The most important characteristic of synthetic oil is that it provides a reduction in friction, heat and therefore wear on engine parts. Dick Gee, the chief engineer at Alaska Diesel (Lugger) feels that the benefits may be in the 10%-20% range. That reduction in wear however is a bit of a red herring because it is very seldom that we ever see the basic moving parts (that are protected by the oiling system) of a good quality marine diesel used on a pleasure craft "wear out". Most of these engines seem to go on forever or end their lives for reasons other than "wearing out".

The long life characteristics of synthetic oil can only be enjoyed if the oil is tested on a regular basis so that its condition can be verified. While the by-pass filters can remove soot from the oil, they will not reduce the acid build-up or stabilize the inevitable reduction of the TBN levels. Most of the major engine manufactures (including Alaska Diesel) allow the use of synthetic oils, but still require that the oil be changed at the same recommended intervals as conventional oils to stay with the warranty requirements.

On a cruising boat (and especially on "Nordhavn", the ATW boat), it is not convenient to get the oil tested on a timely basis and synthetic oil is not as readily available as conventional oil. Conventional oil and synthetic oil should not be mixed, so one must make a choice in the beginning.

For reasons of convenience and practicality and because there was no real benefit, we choose to use conventional oil and a standard filter system. Also, one of the purposes of the ATW project is to test and demonstrate a "standard" boat, and the Lugger engine in "Nordhavn" is absolutely standard.

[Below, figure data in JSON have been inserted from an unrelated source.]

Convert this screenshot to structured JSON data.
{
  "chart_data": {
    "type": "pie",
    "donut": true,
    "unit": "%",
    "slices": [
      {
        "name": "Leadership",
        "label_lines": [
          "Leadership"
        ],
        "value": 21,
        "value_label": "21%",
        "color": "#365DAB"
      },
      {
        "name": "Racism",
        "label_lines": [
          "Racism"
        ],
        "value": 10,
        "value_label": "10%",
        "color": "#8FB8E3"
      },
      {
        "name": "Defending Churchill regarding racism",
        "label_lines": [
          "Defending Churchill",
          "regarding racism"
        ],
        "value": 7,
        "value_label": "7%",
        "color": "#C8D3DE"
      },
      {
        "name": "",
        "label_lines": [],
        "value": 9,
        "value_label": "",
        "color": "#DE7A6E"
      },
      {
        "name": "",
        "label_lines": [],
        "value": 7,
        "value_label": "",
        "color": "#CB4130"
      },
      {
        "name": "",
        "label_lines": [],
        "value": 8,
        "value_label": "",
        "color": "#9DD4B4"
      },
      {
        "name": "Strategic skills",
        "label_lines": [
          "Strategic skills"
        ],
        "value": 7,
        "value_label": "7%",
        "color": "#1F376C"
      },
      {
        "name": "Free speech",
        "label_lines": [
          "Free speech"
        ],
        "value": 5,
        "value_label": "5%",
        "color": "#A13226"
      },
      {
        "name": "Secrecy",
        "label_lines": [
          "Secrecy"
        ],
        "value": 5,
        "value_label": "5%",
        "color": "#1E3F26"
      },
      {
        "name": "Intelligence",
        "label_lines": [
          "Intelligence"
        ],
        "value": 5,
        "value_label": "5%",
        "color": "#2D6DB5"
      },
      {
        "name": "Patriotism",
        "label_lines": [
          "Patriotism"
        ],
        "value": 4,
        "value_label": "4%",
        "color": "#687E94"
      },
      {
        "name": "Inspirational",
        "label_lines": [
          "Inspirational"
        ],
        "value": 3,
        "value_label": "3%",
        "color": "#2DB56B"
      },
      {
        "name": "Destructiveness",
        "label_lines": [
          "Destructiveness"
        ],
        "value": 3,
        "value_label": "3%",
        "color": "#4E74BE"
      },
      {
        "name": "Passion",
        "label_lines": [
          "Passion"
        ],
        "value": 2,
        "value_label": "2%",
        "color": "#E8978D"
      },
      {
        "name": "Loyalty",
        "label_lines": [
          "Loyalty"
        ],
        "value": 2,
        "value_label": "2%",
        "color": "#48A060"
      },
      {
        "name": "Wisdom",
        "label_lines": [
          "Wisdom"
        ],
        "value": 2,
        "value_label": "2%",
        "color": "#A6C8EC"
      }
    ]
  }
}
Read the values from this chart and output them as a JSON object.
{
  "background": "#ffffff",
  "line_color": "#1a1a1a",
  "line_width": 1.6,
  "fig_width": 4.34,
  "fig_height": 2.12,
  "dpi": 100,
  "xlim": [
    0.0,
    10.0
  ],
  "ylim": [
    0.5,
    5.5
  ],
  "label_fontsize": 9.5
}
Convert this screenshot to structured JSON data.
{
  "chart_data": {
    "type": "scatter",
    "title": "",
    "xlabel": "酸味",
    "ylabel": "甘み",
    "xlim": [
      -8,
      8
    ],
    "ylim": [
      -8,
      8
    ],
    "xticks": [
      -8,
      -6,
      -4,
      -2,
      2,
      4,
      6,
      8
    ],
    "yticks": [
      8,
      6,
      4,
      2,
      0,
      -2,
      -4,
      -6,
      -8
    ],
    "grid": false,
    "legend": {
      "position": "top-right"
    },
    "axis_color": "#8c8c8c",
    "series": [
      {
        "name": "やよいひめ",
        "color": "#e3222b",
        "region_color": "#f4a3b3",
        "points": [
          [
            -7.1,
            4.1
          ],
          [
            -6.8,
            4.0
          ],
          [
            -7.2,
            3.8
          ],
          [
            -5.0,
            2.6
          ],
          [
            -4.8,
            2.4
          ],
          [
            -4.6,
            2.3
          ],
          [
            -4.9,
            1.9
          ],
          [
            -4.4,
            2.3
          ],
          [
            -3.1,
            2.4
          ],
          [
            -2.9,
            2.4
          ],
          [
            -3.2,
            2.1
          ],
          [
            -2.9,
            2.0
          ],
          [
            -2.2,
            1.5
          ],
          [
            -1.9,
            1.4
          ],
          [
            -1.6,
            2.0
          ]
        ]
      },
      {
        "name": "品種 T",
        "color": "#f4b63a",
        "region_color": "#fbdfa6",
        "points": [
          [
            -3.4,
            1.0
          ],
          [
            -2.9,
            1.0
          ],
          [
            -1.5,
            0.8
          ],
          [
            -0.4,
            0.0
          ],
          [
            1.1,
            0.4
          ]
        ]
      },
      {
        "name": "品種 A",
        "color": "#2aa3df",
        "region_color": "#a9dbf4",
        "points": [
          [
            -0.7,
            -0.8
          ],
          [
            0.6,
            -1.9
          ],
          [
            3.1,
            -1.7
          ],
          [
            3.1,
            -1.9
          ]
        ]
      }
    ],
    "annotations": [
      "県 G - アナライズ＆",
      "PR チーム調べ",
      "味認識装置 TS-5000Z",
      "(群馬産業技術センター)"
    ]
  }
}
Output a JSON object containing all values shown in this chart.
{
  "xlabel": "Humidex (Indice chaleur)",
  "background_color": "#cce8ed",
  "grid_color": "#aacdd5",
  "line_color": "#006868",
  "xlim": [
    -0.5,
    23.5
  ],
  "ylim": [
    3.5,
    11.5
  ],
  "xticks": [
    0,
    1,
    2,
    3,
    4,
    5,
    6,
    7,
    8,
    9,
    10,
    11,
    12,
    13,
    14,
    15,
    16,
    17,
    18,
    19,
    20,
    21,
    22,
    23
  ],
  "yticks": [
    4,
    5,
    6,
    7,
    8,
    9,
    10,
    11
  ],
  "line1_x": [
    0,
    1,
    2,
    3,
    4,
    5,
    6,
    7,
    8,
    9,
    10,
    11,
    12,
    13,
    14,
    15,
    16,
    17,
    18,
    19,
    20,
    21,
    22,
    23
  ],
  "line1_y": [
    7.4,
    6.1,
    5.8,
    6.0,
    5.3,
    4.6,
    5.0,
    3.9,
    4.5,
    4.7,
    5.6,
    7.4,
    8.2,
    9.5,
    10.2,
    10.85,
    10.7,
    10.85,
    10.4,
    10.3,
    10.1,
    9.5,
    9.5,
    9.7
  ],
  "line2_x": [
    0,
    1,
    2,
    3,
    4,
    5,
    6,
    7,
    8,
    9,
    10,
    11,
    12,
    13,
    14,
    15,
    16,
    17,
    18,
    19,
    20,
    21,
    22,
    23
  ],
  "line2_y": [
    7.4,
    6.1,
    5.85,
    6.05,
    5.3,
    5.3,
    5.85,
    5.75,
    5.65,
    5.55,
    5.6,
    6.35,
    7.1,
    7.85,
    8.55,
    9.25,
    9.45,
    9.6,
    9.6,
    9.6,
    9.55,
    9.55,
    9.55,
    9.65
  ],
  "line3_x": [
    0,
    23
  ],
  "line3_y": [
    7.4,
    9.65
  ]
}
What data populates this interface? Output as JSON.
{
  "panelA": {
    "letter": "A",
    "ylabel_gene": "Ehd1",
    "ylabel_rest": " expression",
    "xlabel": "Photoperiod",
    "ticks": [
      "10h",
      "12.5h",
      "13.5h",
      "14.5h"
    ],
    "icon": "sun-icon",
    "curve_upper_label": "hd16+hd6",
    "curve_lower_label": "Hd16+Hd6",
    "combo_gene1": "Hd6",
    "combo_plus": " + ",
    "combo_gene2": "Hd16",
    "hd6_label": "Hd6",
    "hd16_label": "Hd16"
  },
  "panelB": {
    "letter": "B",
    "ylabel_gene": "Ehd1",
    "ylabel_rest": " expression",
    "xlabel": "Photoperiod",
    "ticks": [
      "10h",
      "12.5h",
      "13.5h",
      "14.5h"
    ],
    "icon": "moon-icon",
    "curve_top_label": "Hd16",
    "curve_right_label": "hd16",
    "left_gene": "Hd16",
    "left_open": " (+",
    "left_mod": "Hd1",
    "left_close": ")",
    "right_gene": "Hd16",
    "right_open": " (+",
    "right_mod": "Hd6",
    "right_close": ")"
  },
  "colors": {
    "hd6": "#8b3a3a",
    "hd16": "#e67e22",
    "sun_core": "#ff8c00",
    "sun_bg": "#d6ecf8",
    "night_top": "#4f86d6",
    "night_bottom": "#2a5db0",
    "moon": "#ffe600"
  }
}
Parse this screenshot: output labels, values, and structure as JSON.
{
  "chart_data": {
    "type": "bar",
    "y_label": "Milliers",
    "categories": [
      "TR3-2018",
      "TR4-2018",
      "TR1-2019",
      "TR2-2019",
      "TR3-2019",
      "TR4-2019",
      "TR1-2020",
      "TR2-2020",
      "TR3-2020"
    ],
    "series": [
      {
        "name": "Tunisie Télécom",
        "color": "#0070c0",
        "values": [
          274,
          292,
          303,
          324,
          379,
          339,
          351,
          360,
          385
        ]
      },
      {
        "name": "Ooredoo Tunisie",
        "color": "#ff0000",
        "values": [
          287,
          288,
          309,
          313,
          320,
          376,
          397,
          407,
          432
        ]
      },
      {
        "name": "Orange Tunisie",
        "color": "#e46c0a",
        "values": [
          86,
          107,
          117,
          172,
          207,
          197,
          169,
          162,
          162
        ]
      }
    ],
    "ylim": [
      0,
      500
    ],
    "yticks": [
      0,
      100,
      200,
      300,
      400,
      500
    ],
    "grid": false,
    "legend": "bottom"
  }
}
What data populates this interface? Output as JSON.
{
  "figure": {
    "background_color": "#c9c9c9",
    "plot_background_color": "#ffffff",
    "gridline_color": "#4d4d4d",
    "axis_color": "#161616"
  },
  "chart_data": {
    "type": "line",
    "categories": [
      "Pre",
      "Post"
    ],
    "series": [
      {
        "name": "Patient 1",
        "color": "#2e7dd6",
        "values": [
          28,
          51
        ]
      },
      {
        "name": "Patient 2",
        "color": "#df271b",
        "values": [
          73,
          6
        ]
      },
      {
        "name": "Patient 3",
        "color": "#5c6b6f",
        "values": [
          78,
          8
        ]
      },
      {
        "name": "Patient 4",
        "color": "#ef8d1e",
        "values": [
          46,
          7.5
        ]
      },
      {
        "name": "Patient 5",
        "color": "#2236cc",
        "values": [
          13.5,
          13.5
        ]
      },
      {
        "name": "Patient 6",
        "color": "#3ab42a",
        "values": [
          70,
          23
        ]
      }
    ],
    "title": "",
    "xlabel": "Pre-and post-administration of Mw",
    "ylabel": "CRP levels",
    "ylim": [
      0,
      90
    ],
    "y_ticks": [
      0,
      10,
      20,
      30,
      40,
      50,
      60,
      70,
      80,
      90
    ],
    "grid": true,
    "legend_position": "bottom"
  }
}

Interestingly, as I write this on the afternoon of December 26, Jim Leishman (here at PAE) and Dave Harlow (on board the ATW boat) are in the process of solving a potentially serious problem that has come up. The standard Lugger oil filter is remote mounted and plumbed with two high pressure hoses (supply and return). One of the hoses has developed a leak and we don't have a spare hose on board. We have consulted with Alaska Diesel and asked for permission to use the one remaining good hose to bypass the filter and return the oil to the engine unfiltered. ADE is highly opposed to this and has recommended that we simply keep adding oil to replace that lost and divert to the nearest port. We are diverting "Nordhavn" to Truk and ADE is sending out replacement hoses today by Fed Ex. Fortunately, we have many gallons of new oil on board as well as several gallons of used oil. If we had been using synthetic oil with little spare oil on board, we would be very frustrated right now.